Are you tired of having the option of only one cable Internet provider and needing to pay $49.95 a month for services? There's no other choice for many homes in the country, but yesterday's ruling by a San Francisco court could change this, increasing cable Internet competition and bringing lower prices. Eventually.

A U.S. Court of Appeals ruled against the Federal Communications Commission (FCC) and its plan to allow cable companies to exclude competition from cable networks. The new ruling demands that cable operators allow competitors on their networks, something many Internet service providers (ISP), including Earthlink (NASDAQ:ELNK), have long sought.

Five companies control 75% of the cable Internet subscribers in the country. That doesn't sound anti-competitive until you realize that, in most cases, consumers had no choice but to go with one of the five and no other.
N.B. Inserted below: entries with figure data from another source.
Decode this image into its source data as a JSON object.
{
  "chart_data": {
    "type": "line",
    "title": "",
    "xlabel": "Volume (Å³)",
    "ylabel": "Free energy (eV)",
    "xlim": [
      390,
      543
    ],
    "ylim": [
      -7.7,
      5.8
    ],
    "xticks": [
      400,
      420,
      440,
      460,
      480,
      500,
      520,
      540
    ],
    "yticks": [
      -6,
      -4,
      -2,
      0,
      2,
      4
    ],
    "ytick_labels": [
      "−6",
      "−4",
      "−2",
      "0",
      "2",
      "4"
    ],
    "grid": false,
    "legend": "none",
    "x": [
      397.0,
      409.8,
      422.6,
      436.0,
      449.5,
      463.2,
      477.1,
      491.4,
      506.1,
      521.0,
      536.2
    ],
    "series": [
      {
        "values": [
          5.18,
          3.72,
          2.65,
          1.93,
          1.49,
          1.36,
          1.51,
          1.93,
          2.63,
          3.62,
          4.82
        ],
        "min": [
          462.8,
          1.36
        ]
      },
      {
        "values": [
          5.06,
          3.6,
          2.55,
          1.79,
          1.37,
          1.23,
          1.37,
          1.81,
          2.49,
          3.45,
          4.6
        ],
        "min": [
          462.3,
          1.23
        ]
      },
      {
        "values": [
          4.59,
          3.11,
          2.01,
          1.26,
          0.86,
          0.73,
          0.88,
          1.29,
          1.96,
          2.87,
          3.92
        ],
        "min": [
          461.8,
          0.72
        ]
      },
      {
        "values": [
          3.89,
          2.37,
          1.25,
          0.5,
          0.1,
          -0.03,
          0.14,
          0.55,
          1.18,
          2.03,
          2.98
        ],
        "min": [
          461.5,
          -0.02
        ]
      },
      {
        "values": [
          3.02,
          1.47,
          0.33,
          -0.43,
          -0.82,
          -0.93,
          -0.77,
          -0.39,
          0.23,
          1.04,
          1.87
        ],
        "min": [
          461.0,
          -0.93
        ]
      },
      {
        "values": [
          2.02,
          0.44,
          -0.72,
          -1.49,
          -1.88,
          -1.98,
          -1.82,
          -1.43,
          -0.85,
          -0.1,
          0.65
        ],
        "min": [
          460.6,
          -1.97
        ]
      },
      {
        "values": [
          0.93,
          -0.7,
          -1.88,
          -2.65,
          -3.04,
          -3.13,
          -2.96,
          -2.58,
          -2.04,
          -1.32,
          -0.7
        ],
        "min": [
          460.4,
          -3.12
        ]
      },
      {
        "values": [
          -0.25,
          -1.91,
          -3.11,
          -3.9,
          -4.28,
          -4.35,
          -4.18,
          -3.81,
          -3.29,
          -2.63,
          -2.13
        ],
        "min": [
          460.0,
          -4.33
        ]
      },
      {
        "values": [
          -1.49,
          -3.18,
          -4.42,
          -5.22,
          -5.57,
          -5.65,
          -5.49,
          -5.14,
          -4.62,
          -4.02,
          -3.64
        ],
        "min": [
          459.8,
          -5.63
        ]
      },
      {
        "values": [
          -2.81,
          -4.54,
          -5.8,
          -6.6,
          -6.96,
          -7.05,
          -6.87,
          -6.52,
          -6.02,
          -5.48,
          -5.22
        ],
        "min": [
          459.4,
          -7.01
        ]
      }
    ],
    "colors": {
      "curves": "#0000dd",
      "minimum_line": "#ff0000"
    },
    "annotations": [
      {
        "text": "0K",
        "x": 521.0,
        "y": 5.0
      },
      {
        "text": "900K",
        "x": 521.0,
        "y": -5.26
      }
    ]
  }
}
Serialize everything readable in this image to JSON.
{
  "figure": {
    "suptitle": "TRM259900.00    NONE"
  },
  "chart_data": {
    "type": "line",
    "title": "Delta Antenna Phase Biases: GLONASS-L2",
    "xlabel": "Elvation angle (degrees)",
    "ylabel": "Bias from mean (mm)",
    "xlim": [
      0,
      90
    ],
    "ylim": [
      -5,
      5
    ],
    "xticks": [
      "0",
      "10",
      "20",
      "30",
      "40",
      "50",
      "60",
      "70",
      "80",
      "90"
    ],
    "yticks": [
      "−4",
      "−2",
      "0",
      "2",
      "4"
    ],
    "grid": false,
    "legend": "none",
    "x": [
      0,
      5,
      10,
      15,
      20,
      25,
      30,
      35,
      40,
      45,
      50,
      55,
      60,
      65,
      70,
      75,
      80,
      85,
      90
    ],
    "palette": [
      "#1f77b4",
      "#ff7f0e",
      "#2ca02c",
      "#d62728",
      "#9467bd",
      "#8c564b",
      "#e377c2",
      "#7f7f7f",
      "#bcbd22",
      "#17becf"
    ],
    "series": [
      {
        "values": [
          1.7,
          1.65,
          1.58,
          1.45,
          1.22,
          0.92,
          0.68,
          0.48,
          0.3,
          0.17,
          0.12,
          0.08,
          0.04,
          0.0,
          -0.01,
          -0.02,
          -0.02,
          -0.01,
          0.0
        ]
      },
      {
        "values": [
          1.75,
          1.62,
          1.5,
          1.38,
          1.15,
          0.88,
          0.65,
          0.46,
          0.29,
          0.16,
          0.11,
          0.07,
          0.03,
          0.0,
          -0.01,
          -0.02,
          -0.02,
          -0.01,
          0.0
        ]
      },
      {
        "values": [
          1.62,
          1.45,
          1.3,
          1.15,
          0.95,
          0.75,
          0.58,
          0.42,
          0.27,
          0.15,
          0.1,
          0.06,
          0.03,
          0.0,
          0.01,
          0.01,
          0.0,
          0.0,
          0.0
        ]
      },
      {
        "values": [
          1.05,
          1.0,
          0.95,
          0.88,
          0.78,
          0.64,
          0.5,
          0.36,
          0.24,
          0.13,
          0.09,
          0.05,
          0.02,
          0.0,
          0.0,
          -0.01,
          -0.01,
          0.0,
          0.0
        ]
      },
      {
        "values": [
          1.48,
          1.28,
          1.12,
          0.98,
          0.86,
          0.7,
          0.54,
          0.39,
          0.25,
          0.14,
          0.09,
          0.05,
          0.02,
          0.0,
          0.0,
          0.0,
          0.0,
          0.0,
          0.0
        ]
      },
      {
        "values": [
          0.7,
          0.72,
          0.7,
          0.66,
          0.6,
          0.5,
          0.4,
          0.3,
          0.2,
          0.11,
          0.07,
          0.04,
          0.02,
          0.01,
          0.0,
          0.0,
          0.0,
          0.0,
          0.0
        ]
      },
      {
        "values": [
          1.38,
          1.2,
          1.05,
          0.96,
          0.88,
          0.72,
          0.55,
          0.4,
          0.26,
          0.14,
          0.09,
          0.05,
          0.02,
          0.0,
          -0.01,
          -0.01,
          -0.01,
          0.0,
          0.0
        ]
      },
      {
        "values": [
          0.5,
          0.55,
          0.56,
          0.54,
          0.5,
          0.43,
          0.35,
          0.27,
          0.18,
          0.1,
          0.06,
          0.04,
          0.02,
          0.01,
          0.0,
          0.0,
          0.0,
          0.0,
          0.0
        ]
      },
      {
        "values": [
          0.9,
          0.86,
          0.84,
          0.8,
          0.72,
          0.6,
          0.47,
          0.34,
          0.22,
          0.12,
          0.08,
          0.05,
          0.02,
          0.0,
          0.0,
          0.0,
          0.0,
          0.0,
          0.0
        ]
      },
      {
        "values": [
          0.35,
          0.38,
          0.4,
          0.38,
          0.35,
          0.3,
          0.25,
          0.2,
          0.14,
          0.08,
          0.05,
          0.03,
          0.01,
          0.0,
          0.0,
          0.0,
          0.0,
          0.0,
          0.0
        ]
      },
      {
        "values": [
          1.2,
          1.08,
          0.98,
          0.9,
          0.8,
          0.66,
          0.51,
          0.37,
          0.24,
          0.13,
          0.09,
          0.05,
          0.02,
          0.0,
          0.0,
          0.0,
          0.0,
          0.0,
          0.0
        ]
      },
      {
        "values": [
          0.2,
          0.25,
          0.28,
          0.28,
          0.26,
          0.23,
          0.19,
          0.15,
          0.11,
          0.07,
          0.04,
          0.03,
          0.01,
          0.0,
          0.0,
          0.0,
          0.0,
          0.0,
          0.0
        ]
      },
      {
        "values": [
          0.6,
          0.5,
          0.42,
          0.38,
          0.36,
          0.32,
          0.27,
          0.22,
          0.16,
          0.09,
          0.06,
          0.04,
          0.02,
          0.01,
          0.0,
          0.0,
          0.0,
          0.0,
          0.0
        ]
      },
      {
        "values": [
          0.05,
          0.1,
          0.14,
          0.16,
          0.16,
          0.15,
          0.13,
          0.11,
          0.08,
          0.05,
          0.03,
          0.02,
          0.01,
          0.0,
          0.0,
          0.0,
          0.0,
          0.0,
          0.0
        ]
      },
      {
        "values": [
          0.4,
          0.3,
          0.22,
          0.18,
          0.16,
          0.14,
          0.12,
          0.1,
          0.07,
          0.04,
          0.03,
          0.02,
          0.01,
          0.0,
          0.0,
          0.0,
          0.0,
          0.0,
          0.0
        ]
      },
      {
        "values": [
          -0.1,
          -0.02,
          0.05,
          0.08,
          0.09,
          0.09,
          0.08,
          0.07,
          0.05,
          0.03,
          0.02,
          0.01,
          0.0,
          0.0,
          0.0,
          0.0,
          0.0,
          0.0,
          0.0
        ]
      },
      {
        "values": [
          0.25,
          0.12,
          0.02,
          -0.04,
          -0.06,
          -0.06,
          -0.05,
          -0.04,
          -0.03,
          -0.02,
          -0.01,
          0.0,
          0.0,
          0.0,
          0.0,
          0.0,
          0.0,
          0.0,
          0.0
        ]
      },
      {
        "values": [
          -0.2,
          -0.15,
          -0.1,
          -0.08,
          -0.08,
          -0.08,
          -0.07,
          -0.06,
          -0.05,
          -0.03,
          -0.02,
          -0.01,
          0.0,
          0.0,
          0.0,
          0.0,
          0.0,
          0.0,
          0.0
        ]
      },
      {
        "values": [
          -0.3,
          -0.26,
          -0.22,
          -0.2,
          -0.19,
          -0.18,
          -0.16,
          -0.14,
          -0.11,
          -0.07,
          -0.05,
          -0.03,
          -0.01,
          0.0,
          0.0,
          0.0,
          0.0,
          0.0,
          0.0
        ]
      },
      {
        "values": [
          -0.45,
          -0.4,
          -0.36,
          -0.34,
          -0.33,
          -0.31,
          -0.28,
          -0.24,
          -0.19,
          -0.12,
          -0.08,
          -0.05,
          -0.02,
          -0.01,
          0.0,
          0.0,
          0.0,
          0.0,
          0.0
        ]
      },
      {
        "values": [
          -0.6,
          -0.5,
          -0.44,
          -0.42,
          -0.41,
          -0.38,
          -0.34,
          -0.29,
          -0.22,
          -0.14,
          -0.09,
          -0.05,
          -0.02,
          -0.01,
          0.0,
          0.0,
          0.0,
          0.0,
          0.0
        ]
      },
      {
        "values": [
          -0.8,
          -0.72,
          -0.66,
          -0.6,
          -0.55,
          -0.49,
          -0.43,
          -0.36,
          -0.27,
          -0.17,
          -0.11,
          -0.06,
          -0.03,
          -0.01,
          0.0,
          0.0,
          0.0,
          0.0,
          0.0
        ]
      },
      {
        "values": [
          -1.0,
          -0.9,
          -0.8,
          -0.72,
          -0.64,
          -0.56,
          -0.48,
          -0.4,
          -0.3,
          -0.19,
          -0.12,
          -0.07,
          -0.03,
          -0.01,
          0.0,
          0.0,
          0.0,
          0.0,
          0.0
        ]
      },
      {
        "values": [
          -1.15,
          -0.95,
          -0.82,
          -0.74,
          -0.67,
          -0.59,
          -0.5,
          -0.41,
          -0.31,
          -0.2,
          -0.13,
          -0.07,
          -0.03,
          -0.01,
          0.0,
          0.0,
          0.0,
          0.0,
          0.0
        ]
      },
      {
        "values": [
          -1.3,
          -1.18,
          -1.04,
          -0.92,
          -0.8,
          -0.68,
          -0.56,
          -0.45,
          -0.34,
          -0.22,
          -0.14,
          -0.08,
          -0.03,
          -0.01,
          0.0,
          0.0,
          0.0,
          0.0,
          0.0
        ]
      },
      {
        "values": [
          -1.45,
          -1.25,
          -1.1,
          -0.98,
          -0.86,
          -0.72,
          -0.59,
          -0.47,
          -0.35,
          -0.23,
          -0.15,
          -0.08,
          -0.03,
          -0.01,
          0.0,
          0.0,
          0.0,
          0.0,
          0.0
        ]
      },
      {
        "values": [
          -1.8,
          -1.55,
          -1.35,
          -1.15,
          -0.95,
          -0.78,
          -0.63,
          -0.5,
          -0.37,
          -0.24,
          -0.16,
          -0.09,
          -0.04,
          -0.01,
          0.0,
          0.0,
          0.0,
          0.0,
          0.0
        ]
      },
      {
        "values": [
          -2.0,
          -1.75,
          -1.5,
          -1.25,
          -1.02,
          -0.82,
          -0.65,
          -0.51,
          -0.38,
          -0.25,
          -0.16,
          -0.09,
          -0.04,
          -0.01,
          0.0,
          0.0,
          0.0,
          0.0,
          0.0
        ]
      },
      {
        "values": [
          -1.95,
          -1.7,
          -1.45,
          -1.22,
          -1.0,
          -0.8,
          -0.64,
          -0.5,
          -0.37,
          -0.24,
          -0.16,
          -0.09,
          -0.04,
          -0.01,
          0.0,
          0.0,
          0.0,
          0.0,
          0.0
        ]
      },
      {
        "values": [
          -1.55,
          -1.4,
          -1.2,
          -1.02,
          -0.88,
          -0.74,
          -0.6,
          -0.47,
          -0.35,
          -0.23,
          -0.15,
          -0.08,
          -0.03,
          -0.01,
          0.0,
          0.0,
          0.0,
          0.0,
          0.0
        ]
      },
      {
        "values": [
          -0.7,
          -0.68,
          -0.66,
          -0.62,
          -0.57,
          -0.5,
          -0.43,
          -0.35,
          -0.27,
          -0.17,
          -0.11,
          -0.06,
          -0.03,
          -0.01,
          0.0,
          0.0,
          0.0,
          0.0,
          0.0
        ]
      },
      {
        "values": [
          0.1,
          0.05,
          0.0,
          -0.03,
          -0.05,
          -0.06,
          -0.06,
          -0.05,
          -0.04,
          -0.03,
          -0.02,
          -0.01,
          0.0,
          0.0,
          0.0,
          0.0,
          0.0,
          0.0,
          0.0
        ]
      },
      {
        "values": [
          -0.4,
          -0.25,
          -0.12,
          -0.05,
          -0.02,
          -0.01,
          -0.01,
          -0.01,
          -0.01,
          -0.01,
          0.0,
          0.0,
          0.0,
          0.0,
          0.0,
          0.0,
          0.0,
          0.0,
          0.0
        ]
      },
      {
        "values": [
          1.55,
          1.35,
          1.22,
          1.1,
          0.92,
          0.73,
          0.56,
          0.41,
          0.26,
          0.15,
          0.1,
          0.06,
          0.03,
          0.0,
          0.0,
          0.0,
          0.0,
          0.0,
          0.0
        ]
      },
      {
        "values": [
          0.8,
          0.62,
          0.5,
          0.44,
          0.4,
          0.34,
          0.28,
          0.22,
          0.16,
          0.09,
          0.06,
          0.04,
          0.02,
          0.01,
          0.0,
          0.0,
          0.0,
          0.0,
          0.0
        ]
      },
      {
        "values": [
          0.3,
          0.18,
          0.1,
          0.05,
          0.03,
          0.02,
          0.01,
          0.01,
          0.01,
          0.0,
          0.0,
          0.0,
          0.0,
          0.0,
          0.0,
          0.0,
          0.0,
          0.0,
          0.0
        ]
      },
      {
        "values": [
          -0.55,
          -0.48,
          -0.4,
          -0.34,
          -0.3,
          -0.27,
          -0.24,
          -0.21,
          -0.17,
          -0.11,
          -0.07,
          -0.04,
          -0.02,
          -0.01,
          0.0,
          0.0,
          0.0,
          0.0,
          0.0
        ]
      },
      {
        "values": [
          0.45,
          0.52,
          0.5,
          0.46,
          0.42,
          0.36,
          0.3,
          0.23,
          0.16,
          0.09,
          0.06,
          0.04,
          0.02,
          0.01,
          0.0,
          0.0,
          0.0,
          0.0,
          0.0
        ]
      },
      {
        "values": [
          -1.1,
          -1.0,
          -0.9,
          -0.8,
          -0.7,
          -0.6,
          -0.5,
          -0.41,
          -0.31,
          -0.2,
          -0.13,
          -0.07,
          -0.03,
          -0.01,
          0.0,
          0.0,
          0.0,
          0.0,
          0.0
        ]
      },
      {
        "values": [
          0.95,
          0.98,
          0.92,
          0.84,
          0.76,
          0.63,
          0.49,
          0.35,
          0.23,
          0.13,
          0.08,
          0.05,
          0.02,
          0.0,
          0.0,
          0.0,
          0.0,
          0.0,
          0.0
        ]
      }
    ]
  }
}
Much like past telecommunications rulings, opening lines to competitors would introduce lower prices along with additional choices.

The FCC is not trying to prevent this out of cruelty. Its argument for keeping cable lines in the hands of owners is simple (if unproven): It believes exclusivity encourages more spending for cable buildout and network enhancement. If competitors are allowed access, the FCC argues, cable owners are less likely to spend money on networks.

Thing is, this argument has at least one big hole. Even if a cable company allows competitors on its network, it will maintain the network just the same to keep and increase customers. Competitors will pay the cable owner for usage, and providing consumers a choice in service providers should bring additional subscribers to the fold.

The country's largest cable provider, Comcast (NASDAQ:CMCSA), already allows six competitors -- including AOL Time Warner (NYSE:AOL) -- on its network in some markets. Time Warner also shares some of its cable.

Changes will not come about -- not by law -- anytime soon, however, because the FCC vows to appeal yesterday's decision, saying the ruling damages the country's ability to develop a nationwide broadband policy. Additionally, the FCC is not required to enforce a ruling if it deems it more harmful than beneficial, and in this case it does.

Legalities aside, yesterday's ruling is a positive public relations step for ISPs seeking access to cable, and it may encourage cable owners to start accepting more competitors, setting up their own partnerships rather than risk being told later what to do.

According to Leichtman Research Group, the largest cable Internet operators are Comcast with 4 million cable modem subs as of March 30; AOL Time Warner, 2.6 million; Cox (NYSE:COX), 1.6 million; Charter (NASDAQ:CHTR), 1.3 million; and Cablevision (NYSE:CVC), 850,000.